November movies are a reminder of what the medium of film can be. My wife and I recently saw “The Martian” and “Bridge of Spies.”
These two new films offer viewers a chance to think, instead of just reacting to exploding robots or people with sudden super powers.
“The Martian,” starring Matt Damon, is about how astronaut Mark Watney, who is stuck on Mars, tries to communicate with people worlds away and to survive until a rescue mission can return for him. Oh, come on, people if you’ve seen even one preview, you know that much. Anyway, Damon doesn’t spend the entire movie flexing his muscles, shooting guns and running away from would-be assassins — he reserves those actions for the series of Bourne films. He figures out how to use the limited resources on Mars to survive. While it’s difficult to blend the possibilities of real science with an explanation of what he’s doing to an audience that might not follow everything, the film does an excellent job keeping up the suspense while giving us a Martian MacGyver.
Damon’s portrayal, and the reaction of his body to an extended stay alone on Mars, is compelling. At one point, he describes how he has to ration his food, going from eating three meals a day to eating one meal every three days. By flipping back and forth from Earth to an Ares capsule to Mars, the movie keeps the action, suspense and drama going without turning the movie into a one-man show. The scenes with the staff at the Jet Propulsion Laboratory were especially satisfying, offering a look at some of the ways the hardworking analysts, engineers and scientists on Earth make it possible for humans — and satellites — to perform extraordinary tasks.
The scene shifts from the work Watney is doing on Mars to the tireless efforts of the JPL staff make it clear how much science like this is a team effort. As an aside, several scientists on Long Island have worked at a range of NASA facilities, developing technology for use on Mars rovers or working to understand the effects of extended exposure to radiation on the human body.
Meanwhile back in the late 1950s in “Bridge of Spies,” Brooklyn lawyer Jim Donovan, played by Tom Hanks, is assigned the unenviable task of defending Russian spy Rudolf Abel. The film captures the clash of duty to our country that surged through the ranks of attorneys, police officers and judges, with a duty to our Constitution which had — and often still has — a much more challenging set of rules to follow.

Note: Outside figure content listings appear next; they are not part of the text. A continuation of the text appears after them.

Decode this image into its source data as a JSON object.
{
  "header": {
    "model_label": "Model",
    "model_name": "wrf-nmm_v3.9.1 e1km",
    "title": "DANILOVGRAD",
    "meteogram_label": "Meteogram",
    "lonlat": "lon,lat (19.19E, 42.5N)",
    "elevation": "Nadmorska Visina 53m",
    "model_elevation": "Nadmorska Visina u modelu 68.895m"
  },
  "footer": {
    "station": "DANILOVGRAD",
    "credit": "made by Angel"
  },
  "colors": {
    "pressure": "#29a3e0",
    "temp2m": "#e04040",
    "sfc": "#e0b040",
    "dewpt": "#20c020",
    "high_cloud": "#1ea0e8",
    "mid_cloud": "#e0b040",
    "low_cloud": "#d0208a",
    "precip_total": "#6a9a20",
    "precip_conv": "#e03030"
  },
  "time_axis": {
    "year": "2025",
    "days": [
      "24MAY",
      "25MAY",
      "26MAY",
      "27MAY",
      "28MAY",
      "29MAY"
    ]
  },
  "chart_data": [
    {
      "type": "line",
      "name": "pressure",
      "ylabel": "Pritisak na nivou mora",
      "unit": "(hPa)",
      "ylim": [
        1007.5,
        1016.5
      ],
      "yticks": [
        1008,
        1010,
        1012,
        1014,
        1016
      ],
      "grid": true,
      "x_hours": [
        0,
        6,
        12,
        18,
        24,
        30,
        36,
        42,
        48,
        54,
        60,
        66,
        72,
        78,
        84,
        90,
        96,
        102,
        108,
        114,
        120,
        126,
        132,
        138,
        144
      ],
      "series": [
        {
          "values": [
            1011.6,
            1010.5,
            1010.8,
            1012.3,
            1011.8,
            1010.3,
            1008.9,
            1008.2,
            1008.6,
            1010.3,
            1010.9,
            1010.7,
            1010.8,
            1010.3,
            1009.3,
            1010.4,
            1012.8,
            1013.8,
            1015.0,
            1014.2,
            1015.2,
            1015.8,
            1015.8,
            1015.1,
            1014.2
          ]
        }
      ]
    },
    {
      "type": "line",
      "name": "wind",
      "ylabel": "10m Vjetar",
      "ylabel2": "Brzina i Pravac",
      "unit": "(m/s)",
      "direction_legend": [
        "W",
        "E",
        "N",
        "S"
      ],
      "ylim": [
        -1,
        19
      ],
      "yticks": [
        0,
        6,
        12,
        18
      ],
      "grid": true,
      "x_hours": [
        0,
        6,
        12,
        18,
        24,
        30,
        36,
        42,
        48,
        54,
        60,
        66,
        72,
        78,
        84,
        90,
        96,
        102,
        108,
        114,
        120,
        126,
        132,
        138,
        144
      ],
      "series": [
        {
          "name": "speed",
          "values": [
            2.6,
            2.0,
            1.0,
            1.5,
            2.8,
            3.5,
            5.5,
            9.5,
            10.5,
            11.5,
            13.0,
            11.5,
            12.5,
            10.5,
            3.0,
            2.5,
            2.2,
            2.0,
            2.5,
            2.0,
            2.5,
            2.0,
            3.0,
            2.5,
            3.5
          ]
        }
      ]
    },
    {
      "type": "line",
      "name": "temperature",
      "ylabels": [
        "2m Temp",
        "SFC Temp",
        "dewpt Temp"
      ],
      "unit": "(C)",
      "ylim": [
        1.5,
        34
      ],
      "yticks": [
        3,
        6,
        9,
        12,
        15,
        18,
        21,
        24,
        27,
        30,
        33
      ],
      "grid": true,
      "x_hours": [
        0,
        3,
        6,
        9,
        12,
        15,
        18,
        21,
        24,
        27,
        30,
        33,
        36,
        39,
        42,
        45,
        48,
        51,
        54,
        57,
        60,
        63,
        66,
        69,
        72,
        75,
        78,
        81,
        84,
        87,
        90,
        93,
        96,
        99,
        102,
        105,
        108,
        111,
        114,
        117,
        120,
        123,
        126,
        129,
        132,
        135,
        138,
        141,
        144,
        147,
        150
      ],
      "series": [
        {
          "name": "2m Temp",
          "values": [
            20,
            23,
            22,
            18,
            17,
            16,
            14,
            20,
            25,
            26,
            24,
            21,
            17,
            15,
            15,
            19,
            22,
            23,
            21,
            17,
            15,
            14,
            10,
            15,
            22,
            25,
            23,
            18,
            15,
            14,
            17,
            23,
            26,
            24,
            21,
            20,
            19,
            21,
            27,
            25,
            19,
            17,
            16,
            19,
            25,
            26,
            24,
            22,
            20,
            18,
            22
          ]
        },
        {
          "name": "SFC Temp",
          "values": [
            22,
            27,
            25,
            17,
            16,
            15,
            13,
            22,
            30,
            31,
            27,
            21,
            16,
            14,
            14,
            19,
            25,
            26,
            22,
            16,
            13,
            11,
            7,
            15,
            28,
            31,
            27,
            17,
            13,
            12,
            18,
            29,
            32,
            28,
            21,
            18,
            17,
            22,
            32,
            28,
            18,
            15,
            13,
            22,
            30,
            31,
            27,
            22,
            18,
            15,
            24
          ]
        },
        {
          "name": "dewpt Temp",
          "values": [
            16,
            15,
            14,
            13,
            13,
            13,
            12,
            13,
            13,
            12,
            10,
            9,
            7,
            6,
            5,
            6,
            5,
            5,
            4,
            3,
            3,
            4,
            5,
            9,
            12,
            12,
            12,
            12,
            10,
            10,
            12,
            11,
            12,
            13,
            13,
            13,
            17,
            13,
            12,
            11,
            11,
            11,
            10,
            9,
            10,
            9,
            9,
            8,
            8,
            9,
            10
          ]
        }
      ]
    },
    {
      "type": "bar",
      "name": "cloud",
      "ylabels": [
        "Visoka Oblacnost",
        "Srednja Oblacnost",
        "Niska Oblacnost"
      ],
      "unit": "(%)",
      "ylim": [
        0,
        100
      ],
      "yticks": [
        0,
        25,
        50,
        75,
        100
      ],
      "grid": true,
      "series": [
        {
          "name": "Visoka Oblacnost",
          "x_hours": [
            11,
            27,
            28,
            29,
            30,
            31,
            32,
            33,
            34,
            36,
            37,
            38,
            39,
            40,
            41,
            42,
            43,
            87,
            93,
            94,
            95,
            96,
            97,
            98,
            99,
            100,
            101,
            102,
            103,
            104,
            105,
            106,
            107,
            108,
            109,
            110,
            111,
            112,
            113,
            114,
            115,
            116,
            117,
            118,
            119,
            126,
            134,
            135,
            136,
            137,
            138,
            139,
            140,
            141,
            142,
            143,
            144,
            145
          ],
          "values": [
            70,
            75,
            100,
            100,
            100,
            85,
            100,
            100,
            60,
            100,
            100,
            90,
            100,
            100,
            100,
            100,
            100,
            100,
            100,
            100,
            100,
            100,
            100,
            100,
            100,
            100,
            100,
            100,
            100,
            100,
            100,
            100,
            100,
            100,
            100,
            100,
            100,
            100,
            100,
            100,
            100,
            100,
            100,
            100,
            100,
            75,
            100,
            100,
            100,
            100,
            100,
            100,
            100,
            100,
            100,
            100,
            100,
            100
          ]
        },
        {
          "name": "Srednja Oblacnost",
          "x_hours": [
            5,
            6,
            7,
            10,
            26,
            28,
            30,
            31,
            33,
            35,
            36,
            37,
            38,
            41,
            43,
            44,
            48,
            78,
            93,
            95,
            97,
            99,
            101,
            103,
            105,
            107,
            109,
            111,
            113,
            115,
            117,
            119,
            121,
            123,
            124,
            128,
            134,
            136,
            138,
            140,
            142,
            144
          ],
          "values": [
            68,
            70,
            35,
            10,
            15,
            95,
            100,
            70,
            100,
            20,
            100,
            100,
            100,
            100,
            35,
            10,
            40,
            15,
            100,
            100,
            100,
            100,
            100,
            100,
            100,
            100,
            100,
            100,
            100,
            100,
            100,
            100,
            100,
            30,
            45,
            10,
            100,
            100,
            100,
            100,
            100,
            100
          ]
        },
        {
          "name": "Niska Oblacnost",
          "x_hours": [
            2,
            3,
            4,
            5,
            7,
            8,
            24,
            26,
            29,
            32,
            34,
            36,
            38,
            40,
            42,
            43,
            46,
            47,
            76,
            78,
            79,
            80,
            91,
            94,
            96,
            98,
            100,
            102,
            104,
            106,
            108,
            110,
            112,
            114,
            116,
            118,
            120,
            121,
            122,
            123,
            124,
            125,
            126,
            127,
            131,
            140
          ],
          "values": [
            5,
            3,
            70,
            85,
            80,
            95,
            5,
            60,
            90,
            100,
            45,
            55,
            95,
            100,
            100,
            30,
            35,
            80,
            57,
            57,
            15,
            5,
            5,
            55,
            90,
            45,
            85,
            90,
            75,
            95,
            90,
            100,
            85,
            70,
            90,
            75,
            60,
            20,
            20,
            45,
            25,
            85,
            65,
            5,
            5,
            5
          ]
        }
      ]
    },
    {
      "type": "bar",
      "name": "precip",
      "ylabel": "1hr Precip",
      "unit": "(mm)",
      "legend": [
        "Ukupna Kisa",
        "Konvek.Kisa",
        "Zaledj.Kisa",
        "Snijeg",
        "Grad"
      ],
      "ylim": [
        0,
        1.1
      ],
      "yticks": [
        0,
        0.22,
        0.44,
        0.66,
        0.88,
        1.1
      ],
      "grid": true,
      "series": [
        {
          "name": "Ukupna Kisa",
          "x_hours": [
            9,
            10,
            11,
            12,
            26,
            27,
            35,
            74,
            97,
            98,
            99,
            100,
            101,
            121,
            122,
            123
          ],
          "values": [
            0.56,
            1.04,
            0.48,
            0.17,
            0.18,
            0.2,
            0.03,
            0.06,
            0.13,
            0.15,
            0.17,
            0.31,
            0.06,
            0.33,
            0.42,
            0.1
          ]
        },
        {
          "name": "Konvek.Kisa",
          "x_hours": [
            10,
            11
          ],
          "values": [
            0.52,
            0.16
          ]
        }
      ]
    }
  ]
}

Donovan takes risks by defending Abel. The movie doesn’t address what secrets Abel might have been revealing, and it doesn’t need to. What it does offer, however, is a compassionate look at a soldier in a war for information during a period of heightened tension between two countries capable of destroying the world.
Portraying Abel, Mark Rylance, a stage actor who was won three Tony Awards, steals the movie. His subtle and nuanced portrayal of Abel as a prisoner of war is captivating. The audience can see how Donovan might have made the transition from doing his duty and ensuring a legal defense for this spy to feeling a greater responsibility for a man who was a devoted soldier, albeit in a war against his own country.
The characters, performances and situations in “The Martian” and “Bridge of Spies” stay with the viewers well after walking out of the theaters. Too bad Oscar voting season doesn’t come more often in a year.